Il est désormais possible de satisfaire ces clients fortement « numérisés » en affichant dans les bureaux des éléments interactifs que l’expert appelle des « accélérateurs » : « On positionne des codes QR8 qui ne sont rien d’autre qu’une façon d’accéder à un site et ainsi à de l’information dans un point de vente sans avoir à lâcher ses paquets. »
Le code QR peut conduire le client sur le site d’une marque de montures, de verres ou de lentilles de contact, mais peut aussi le diriger sur le site du bureau lui-même où il trouvera de l’information pertinente! « Évidemment, il est recommandé de faire des mini-sites spécialement conçus pour une consultation optimale avec un smartphone… », précise Pierre-Alain Weill qui rassure en ajoutant que « rien ne remplacera le conseil du professionnel et qu’il ne faut pas négliger non plus les présentoirs de marques pour attirer les clients. »
Mais, une chose est certaine, au cours des prochaines années, l’aménagement d’un bureau d’optique ne pourra plus être conçu comme dans le passé.
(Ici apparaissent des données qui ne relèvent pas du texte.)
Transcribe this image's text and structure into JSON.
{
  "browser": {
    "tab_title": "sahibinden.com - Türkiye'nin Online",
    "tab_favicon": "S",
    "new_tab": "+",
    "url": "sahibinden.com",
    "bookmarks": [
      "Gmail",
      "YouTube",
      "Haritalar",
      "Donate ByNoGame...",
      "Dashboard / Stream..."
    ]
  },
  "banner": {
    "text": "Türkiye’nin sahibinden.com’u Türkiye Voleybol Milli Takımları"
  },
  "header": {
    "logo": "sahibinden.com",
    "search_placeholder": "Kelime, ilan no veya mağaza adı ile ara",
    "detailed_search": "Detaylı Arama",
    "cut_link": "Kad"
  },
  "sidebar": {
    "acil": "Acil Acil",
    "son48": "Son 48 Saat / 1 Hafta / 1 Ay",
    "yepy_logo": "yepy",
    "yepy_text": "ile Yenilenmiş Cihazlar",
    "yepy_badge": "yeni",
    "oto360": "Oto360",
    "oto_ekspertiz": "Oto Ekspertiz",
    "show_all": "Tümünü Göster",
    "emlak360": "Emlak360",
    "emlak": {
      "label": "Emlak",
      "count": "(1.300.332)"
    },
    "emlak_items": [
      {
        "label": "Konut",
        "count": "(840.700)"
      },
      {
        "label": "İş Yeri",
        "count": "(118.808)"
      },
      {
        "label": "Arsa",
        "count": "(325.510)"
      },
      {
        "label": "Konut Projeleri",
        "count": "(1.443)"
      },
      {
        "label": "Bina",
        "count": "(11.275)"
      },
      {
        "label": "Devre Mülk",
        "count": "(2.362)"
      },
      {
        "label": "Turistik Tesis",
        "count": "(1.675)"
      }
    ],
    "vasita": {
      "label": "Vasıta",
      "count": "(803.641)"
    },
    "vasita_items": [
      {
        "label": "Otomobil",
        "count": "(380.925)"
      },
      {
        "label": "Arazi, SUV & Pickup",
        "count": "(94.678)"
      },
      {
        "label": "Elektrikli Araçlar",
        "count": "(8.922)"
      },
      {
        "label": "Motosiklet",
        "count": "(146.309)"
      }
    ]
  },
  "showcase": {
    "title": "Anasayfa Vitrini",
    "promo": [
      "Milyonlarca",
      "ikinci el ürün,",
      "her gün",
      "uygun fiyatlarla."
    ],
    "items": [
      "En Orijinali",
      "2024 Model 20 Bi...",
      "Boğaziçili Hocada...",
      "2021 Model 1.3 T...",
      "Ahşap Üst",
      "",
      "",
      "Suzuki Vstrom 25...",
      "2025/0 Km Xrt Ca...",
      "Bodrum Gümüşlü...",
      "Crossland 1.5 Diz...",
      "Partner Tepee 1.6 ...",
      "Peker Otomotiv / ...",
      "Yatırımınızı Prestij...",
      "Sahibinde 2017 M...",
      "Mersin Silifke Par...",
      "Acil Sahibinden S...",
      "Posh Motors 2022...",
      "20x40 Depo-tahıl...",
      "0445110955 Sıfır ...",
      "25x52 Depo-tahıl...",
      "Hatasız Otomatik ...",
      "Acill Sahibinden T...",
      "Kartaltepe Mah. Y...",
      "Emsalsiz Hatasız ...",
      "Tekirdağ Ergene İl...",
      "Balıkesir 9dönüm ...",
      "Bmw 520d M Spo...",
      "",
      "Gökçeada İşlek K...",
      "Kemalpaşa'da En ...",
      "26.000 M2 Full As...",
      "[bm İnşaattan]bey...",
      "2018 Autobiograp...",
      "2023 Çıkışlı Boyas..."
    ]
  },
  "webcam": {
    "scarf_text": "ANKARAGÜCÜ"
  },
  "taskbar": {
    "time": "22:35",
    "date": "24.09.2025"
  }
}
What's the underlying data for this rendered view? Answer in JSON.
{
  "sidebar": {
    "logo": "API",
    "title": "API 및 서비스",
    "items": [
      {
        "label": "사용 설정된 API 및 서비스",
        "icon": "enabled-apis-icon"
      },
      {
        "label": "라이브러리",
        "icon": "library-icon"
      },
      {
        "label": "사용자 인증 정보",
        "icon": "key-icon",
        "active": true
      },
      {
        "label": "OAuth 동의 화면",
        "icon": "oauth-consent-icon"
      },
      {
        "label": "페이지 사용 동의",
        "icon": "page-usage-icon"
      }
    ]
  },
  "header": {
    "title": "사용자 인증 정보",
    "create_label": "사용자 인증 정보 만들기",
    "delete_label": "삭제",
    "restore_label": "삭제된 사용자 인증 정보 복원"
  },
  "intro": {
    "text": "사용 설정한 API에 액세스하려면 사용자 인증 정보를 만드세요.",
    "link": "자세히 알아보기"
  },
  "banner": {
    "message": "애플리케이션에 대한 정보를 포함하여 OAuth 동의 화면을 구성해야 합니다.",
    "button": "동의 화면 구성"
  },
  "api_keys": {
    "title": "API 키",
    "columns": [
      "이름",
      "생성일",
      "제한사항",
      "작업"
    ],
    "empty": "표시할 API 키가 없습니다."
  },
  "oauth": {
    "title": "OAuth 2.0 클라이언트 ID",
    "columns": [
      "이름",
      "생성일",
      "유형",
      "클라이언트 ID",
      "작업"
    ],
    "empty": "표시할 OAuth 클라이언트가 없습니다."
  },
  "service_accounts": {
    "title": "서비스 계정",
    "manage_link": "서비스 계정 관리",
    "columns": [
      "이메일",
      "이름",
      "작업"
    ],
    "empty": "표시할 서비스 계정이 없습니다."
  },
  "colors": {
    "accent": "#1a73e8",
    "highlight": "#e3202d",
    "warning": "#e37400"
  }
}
Désormais, il faudra considérer les outils high tech comme des alliés qui savent répondre aux nouveaux besoins des consommateurs.
1. www.barbarawrightdesign.com
2. Traduction libre de «Show high to sell more of the middle».
3. www.amenagementscomcept.com
4. www.firmearchdesign.com
5. www.aag.qc.ca
6. www.weillrobert.com et www.com-shop.fr
7. En 2012, 10 millions de Canadiens utilisent des téléphones intelligents, soit 46 % des possesseurs de cellulaires.
8. Le code QR (pour quick response) est un code barre à deux dimensions qui peut être lu par la caméra des téléphones intelligents.